Луи-Антуану было двадцать три года, когда он, человек несамонадеянный, но всем интересующийся и почти во всем одаренный, принялся писать – в свое свободное время! – «Трактат об интегральном исчислении», который в 1754 году вышел в свет и поразил своим совершенством всех математиков того времени. В двадцать шесть лет автор трактата был представлен в Парижскую Академию наук и избран членом Королевского научного общества в Лондоне.
После завершения дипломатической миссии Бугенвиль снова на военной службе в чине капитана драгунского полка, и, когда в Канаде начинается война между французами и англичанами, он совершает в качестве пассажира на борту «Единорога» свое первое большое плавание, чтобы присоединиться к армии маркиза Монкальма.
Сражались французы совсем неплохо, но у них во всем ощущался недостаток, и вот Монкальм снова отправляет своего адъютанта во Францию. Не за неспособность, конечно, а учитывая его большие связи при дворе.
– Постарайтесь получить для нас подкрепление.

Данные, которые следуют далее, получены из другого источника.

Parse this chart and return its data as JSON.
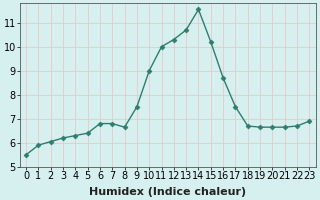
{
  "x": [
    0,
    1,
    2,
    3,
    4,
    5,
    6,
    7,
    8,
    9,
    10,
    11,
    12,
    13,
    14,
    15,
    16,
    17,
    18,
    19,
    20,
    21,
    22,
    23
  ],
  "y": [
    5.5,
    5.9,
    6.05,
    6.2,
    6.3,
    6.4,
    6.8,
    6.8,
    6.65,
    7.5,
    9.0,
    10.0,
    10.3,
    10.7,
    11.55,
    10.2,
    8.7,
    7.5,
    6.7,
    6.65,
    6.65,
    6.65,
    6.7,
    6.9
  ],
  "xlabel": "Humidex (Indice chaleur)",
  "ylim": [
    5,
    11.8
  ],
  "xlim": [
    -0.5,
    23.5
  ],
  "yticks": [
    5,
    6,
    7,
    8,
    9,
    10,
    11
  ],
  "xticks": [
    0,
    1,
    2,
    3,
    4,
    5,
    6,
    7,
    8,
    9,
    10,
    11,
    12,
    13,
    14,
    15,
    16,
    17,
    18,
    19,
    20,
    21,
    22,
    23
  ],
  "line_color": "#2e7d6e",
  "marker": "D",
  "marker_size": 2.5,
  "bg_color": "#d6f0f0",
  "grid_color": "#c8dede",
  "xlabel_fontsize": 8,
  "tick_fontsize": 7,
  "linewidth": 1.0
}
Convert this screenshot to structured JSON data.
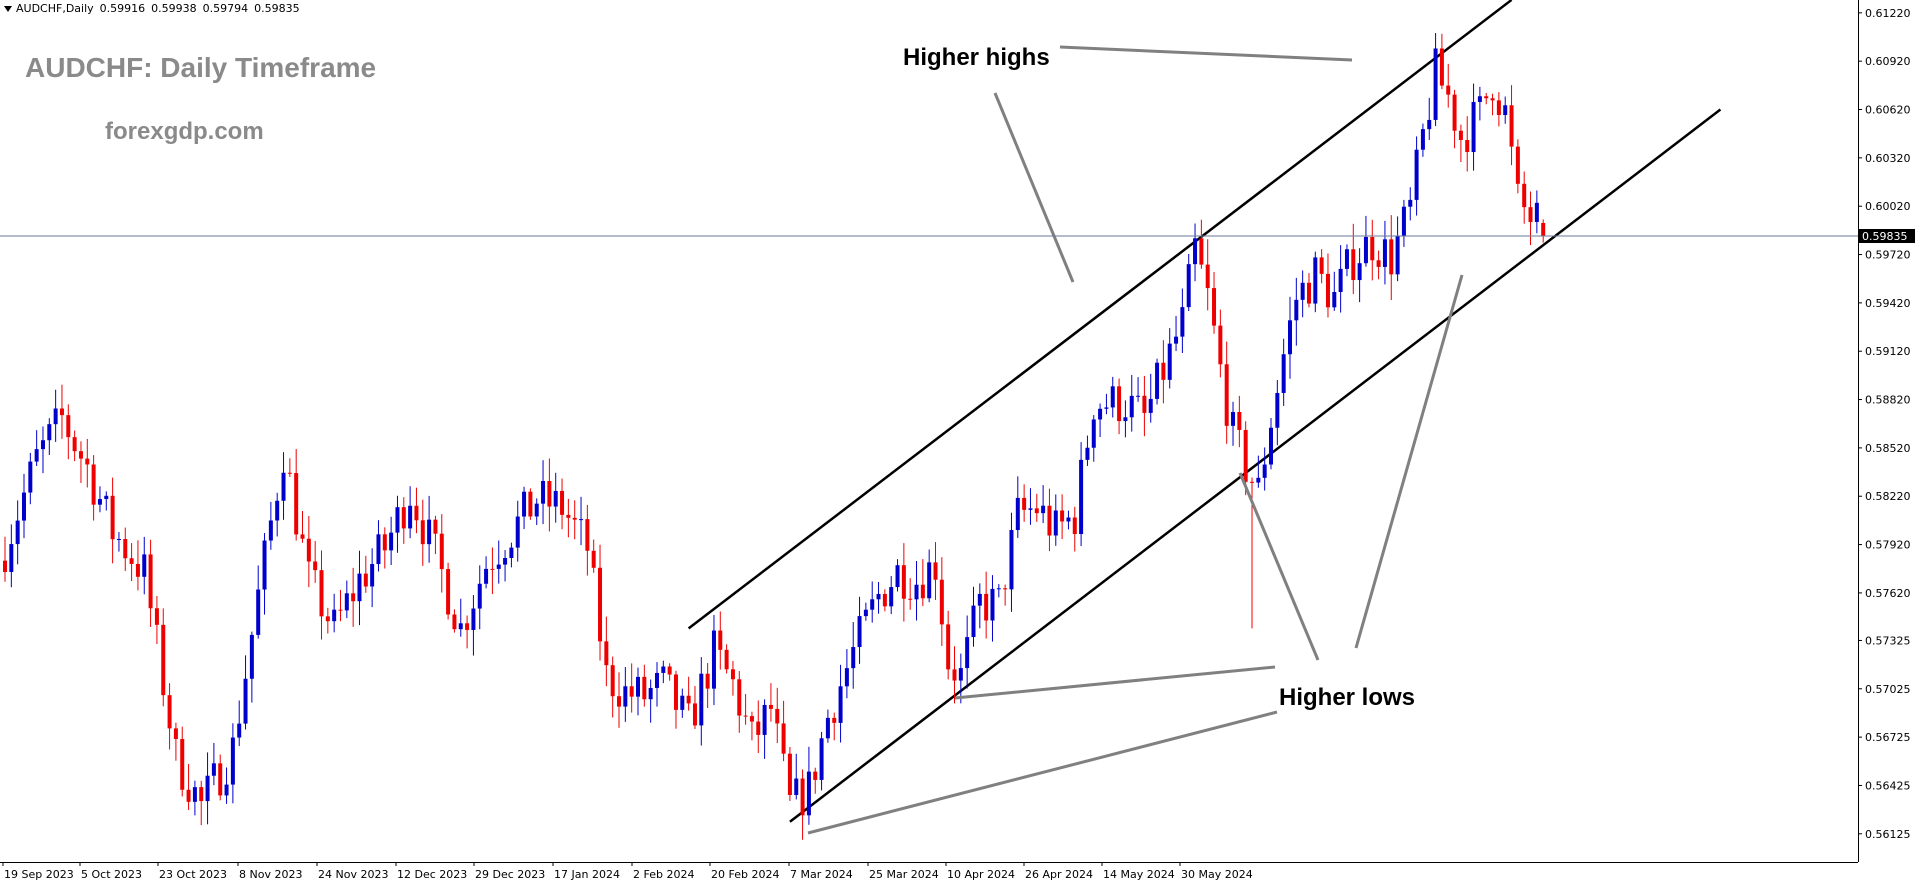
{
  "header": {
    "symbol": "AUDCHF,Daily",
    "values": [
      "0.59916",
      "0.59938",
      "0.59794",
      "0.59835"
    ]
  },
  "overlay": {
    "title": "AUDCHF: Daily Timeframe",
    "site": "forexgdp.com",
    "annotation_highs": "Higher highs",
    "annotation_lows": "Higher lows"
  },
  "chart_data": {
    "type": "candlestick",
    "title": "AUDCHF: Daily Timeframe",
    "symbol": "AUDCHF",
    "timeframe": "Daily",
    "ohlc_last": {
      "open": 0.59916,
      "high": 0.59938,
      "low": 0.59794,
      "close": 0.59835
    },
    "current_price": 0.59835,
    "current_price_label": "0.59835",
    "ylim": [
      0.5595,
      0.6125
    ],
    "y_ticks": [
      "0.61220",
      "0.60920",
      "0.60620",
      "0.60320",
      "0.60020",
      "0.59720",
      "0.59420",
      "0.59120",
      "0.58820",
      "0.58520",
      "0.58220",
      "0.57920",
      "0.57620",
      "0.57325",
      "0.57025",
      "0.56725",
      "0.56425",
      "0.56125"
    ],
    "x_ticks": [
      "19 Sep 2023",
      "5 Oct 2023",
      "23 Oct 2023",
      "8 Nov 2023",
      "24 Nov 2023",
      "12 Dec 2023",
      "29 Dec 2023",
      "17 Jan 2024",
      "2 Feb 2024",
      "20 Feb 2024",
      "7 Mar 2024",
      "25 Mar 2024",
      "10 Apr 2024",
      "26 Apr 2024",
      "14 May 2024",
      "30 May 2024"
    ],
    "bull_color": "#0000cc",
    "bear_color": "#ee0000",
    "channel": {
      "upper": [
        {
          "bar": 108,
          "price": 0.574
        },
        {
          "bar": 238,
          "price": 0.613
        }
      ],
      "lower": [
        {
          "bar": 124,
          "price": 0.562
        },
        {
          "bar": 271,
          "price": 0.6062
        }
      ]
    },
    "close_path": [
      {
        "bar": 0,
        "close": 0.579
      },
      {
        "bar": 5,
        "close": 0.5845
      },
      {
        "bar": 9,
        "close": 0.587
      },
      {
        "bar": 13,
        "close": 0.584
      },
      {
        "bar": 17,
        "close": 0.58
      },
      {
        "bar": 22,
        "close": 0.5775
      },
      {
        "bar": 27,
        "close": 0.566
      },
      {
        "bar": 31,
        "close": 0.563
      },
      {
        "bar": 36,
        "close": 0.5665
      },
      {
        "bar": 40,
        "close": 0.576
      },
      {
        "bar": 44,
        "close": 0.585
      },
      {
        "bar": 48,
        "close": 0.577
      },
      {
        "bar": 52,
        "close": 0.574
      },
      {
        "bar": 56,
        "close": 0.577
      },
      {
        "bar": 60,
        "close": 0.579
      },
      {
        "bar": 64,
        "close": 0.5825
      },
      {
        "bar": 68,
        "close": 0.5785
      },
      {
        "bar": 72,
        "close": 0.574
      },
      {
        "bar": 76,
        "close": 0.578
      },
      {
        "bar": 80,
        "close": 0.58
      },
      {
        "bar": 84,
        "close": 0.582
      },
      {
        "bar": 88,
        "close": 0.5815
      },
      {
        "bar": 92,
        "close": 0.579
      },
      {
        "bar": 95,
        "close": 0.571
      },
      {
        "bar": 98,
        "close": 0.57
      },
      {
        "bar": 101,
        "close": 0.5698
      },
      {
        "bar": 104,
        "close": 0.5705
      },
      {
        "bar": 108,
        "close": 0.568
      },
      {
        "bar": 112,
        "close": 0.5725
      },
      {
        "bar": 115,
        "close": 0.5705
      },
      {
        "bar": 118,
        "close": 0.567
      },
      {
        "bar": 121,
        "close": 0.569
      },
      {
        "bar": 124,
        "close": 0.563
      },
      {
        "bar": 127,
        "close": 0.564
      },
      {
        "bar": 130,
        "close": 0.5685
      },
      {
        "bar": 134,
        "close": 0.5725
      },
      {
        "bar": 138,
        "close": 0.576
      },
      {
        "bar": 141,
        "close": 0.5775
      },
      {
        "bar": 144,
        "close": 0.577
      },
      {
        "bar": 147,
        "close": 0.578
      },
      {
        "bar": 149,
        "close": 0.572
      },
      {
        "bar": 151,
        "close": 0.571
      },
      {
        "bar": 154,
        "close": 0.5755
      },
      {
        "bar": 157,
        "close": 0.5755
      },
      {
        "bar": 160,
        "close": 0.581
      },
      {
        "bar": 163,
        "close": 0.5815
      },
      {
        "bar": 166,
        "close": 0.58
      },
      {
        "bar": 169,
        "close": 0.581
      },
      {
        "bar": 172,
        "close": 0.588
      },
      {
        "bar": 174,
        "close": 0.588
      },
      {
        "bar": 177,
        "close": 0.588
      },
      {
        "bar": 180,
        "close": 0.587
      },
      {
        "bar": 183,
        "close": 0.59
      },
      {
        "bar": 186,
        "close": 0.593
      },
      {
        "bar": 188,
        "close": 0.5975
      },
      {
        "bar": 190,
        "close": 0.5945
      },
      {
        "bar": 192,
        "close": 0.59
      },
      {
        "bar": 194,
        "close": 0.586
      },
      {
        "bar": 196,
        "close": 0.584
      },
      {
        "bar": 198,
        "close": 0.5825
      },
      {
        "bar": 200,
        "close": 0.587
      },
      {
        "bar": 202,
        "close": 0.591
      },
      {
        "bar": 204,
        "close": 0.5945
      },
      {
        "bar": 207,
        "close": 0.596
      },
      {
        "bar": 210,
        "close": 0.5945
      },
      {
        "bar": 213,
        "close": 0.597
      },
      {
        "bar": 216,
        "close": 0.598
      },
      {
        "bar": 219,
        "close": 0.597
      },
      {
        "bar": 222,
        "close": 0.6
      },
      {
        "bar": 224,
        "close": 0.6045
      },
      {
        "bar": 226,
        "close": 0.6085
      },
      {
        "bar": 228,
        "close": 0.607
      },
      {
        "bar": 230,
        "close": 0.6045
      },
      {
        "bar": 233,
        "close": 0.606
      },
      {
        "bar": 235,
        "close": 0.608
      },
      {
        "bar": 237,
        "close": 0.606
      },
      {
        "bar": 239,
        "close": 0.6005
      },
      {
        "bar": 241,
        "close": 0.5995
      },
      {
        "bar": 243,
        "close": 0.5992
      }
    ]
  }
}
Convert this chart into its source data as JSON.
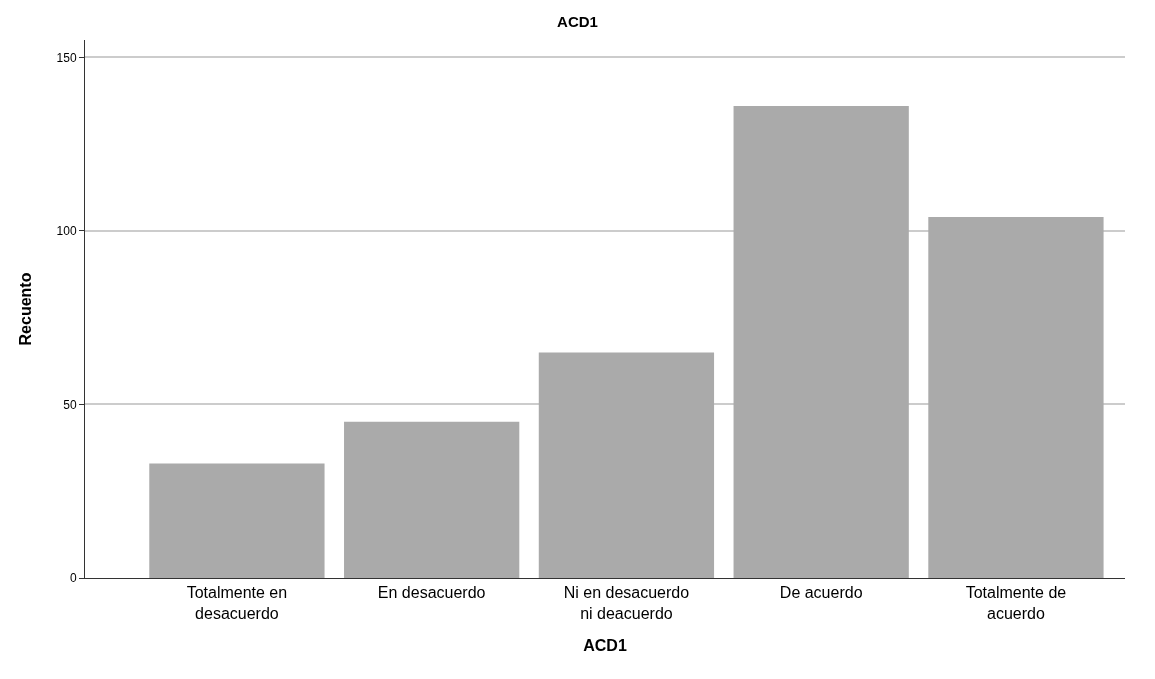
{
  "chart_data": {
    "type": "bar",
    "title": "ACD1",
    "xlabel": "ACD1",
    "ylabel": "Recuento",
    "categories": [
      "Totalmente en desacuerdo",
      "En desacuerdo",
      "Ni en desacuerdo ni deacuerdo",
      "De acuerdo",
      "Totalmente de acuerdo"
    ],
    "values": [
      33,
      45,
      65,
      136,
      104
    ],
    "color": "#aaaaaa",
    "ylim": [
      0,
      155
    ],
    "yticks": [
      0,
      50,
      100,
      150
    ],
    "grid": "y"
  }
}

Во Франции в то время ни о чем другом не говорили, как только о крушении союзов и предательстве прусского короля, оставившего нашу страну в изоляции и отдавшего ее потом в руки австрийцев[11]. Война казалась неизбежной. Поддержку Бугенвиль смог найти лишь у маркизы Помпадур, близкой приятельницы его дяди д'Арбулена. Ей удалось уговорить маршала Беллиля, военного министра, отправить за океан несколько войсковых частей. Заручиться согласием на их переброску предстояло у морского министра, бывшего генерал-лейтенанта полиции Беррье, человека энергичного, но несколько грубоватого. Он принял Бугенвиля холодно и отклонил его просьбу, выразив свой отказ знаменитой фразой:
– Сударь, когда горит дом, никто не думает о конюшнях!
Ответ Бугенвиля тоже заслуживает внимания:
– По крайней мере, господин министр, никто не посмеет сказать, что вы рассуждаете, как лошадь!